Under assault from regulators since 2008 and distrusted by sceptical consumers, the Financial Services (FS) industry is still trying to fix past misdeeds. But in the interim, technological advances have changed the landscape forever.
While FS firms were focused on IT, regulations and upgrading core banking systems, technology firms were busy changing the relationships between consumers and suppliers. FS firms now have to close both technology and customer experience gaps – writes Dennis Harhalakis, consultant at Gulland Padfield.
What does the future for Financial Services looks like? To a large extent, it’s already here – it’s just distributed across the broader services, media and communications landscapes. To understand this, let’s look at some of the major developments of the last 15 years:
Customer experience – the impact of Amazon, Apple and Google extends far beyond their respective industries. Consumers benchmark all experiences against those provided by the top companies – and established FS firms, both culturally and otherwise, fall well short.
Big data – data-driven marketing first emerged in the mid 1990’s, but it was the confluence of digital only firms and the ability to capture all channel interactions that really moved the dial. Supported by massive increases in processing power and collapsing storage costs, data-driven has become big data-driven.

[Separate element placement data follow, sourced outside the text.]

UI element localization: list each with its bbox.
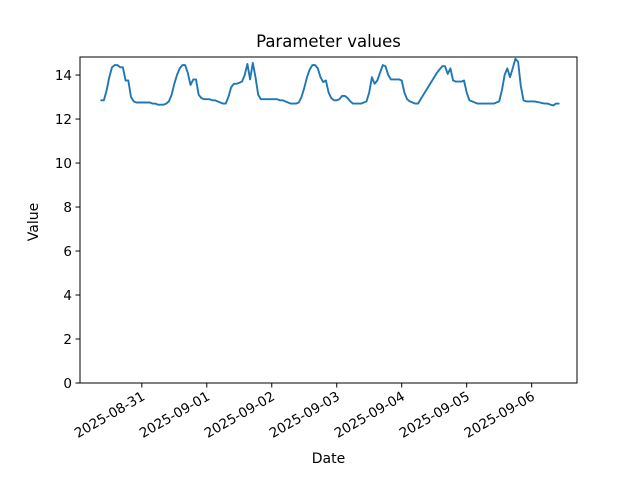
y-tick-label: 8 [63,200,72,216]
x-axis-ticks: 2025-08-312025-09-012025-09-022025-09-03… [72,383,538,442]
y-tick-label: 10 [55,156,72,172]
y-tick-label: 12 [55,112,72,128]
y-axis-ticks: 0 2 4 6 8 10 12 14 [55,68,80,392]
y-tick-label: 6 [63,244,72,260]
x-axis-label: Date [312,451,345,467]
x-tick-label: 2025-09-03 [267,389,343,442]
x-tick-label: 2025-09-01 [137,389,213,442]
y-tick-label: 4 [63,288,72,304]
y-axis-label: Value [26,203,42,241]
data-line [100,57,560,107]
x-tick-label: 2025-09-06 [462,389,538,442]
x-tick-label: 2025-09-02 [202,389,278,442]
x-tick-label: 2025-08-31 [72,389,148,442]
x-tick-label: 2025-09-05 [397,389,473,442]
chart-title: Parameter values [256,32,401,51]
y-tick-label: 14 [55,68,72,84]
y-tick-label: 2 [63,332,72,348]
y-tick-label: 0 [63,376,72,392]
x-tick-label: 2025-09-04 [332,389,408,442]
plot-area [79,56,578,384]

Personalisation – personalisation is part of customer experience but it’s important to distinguish it from the other more standard factors such as website reliability and ease of use. Customers now expect to be reached via the right channel, with the right content, at the right time.
User generated content (UGC) – consumers under the age of 40 spend a great deal of time with media and 30% of that time is with UGC (between 5 to 6 hours per day)*. They trust UGC more than any other media source and it drives their purchase decisions.
Peer validation – as trust in institutions has declined, peer validation has emerged as the new way to build reputational capital. Whether through customer reviews, internet forums, user ratings or canvassing friends and family, consumers are using distributed trust sources to get opinions on products, services and individuals. Digital marketplaces such as Airbnb and Ebay now have Trust and Safety teams building and monitoring the trust infrastructure.
Democratisation of investing – online trading, peer-to-peer lending and Robo-advice are all examples of a broader trend where consumers now have access to markets and products that were previously unavailable. In particular, the rise of ETFs and online technology to generate low cost diversified portfolios with very low entry points has created investment avenues for millions of new investors keen to try financial self-management.
Financial self-management – with the emergence of strong digital capabilities and investing tools, distrust of traditional banks and, in particular, their ability to offer unbiased advice has driven the rise of financial self-management. This trend has also been supported by an increasing trust in non-traditional financial institutions and the almost limitless amount of research and advice available on media platforms.
How should FS firms incorporate these developments into their business models?
By using emotional engagement and data analytics to understand, anticipate and react to customer needs. Done correctly this will reposition FS firms from product pushers to institutions that aim to build long term financial partnerships based on customer needs and lifecycle events. Here are 3 broad areas for consideration.
- Create emotional engagement through simplifying complexity and helping customers achieve personal values such as social acceptance or attaining independence. Behavioural research has shown that people shy away from things that appear complex, difficult to understand or may leave them feeling inadequate (emotional/physical pain). As with avoiding the dentist, people know they should do financial planning but don’t. Helping them with simple online guides, podcasts or videos creates a connection and builds subconscious loyalty. It also allows you to track what they are interested in.
- Build an ecosystem where customers can share ideas and feedback. The financial product sales and education process is now increasingly online and customers use a combination of news feeds, finance sites, blogs and social networks to help them make decisions. Understanding what your customers are thinking is the cornerstone of any successful Customer Experience programme and it’s now possible to do it without having to ask them directly. Combining educational material, feedback and other UGC, will prove invaluable in being part of customers’ learning processes, understanding their needs, and then helping them with their financial journeys.
- Give customers the tools to manage their finances in the way they want. Most of us have multiple expenditure and savings goals but we often have to combine them in one pot or open different accounts. The ability to set up rules to transfer salary proceeds into various sub-accounts (rent, food, utilities, rainy day, holiday, etc.) supports budgeting and creates empowerment. By using tools that analyse transaction patterns, firms can then anticipate customer needs and offer solutions – for example, warning them before they incur charges or offering pre-approved loan limits if they are likely to go overdrawn.
Nearly all of the developments above have been driven by technological advances. Technology has changed the way products and services are delivered as well as the nature of the relationship between producers and consumers. FS firms need to use it to engage with their customers and position themselves as long term financial partners.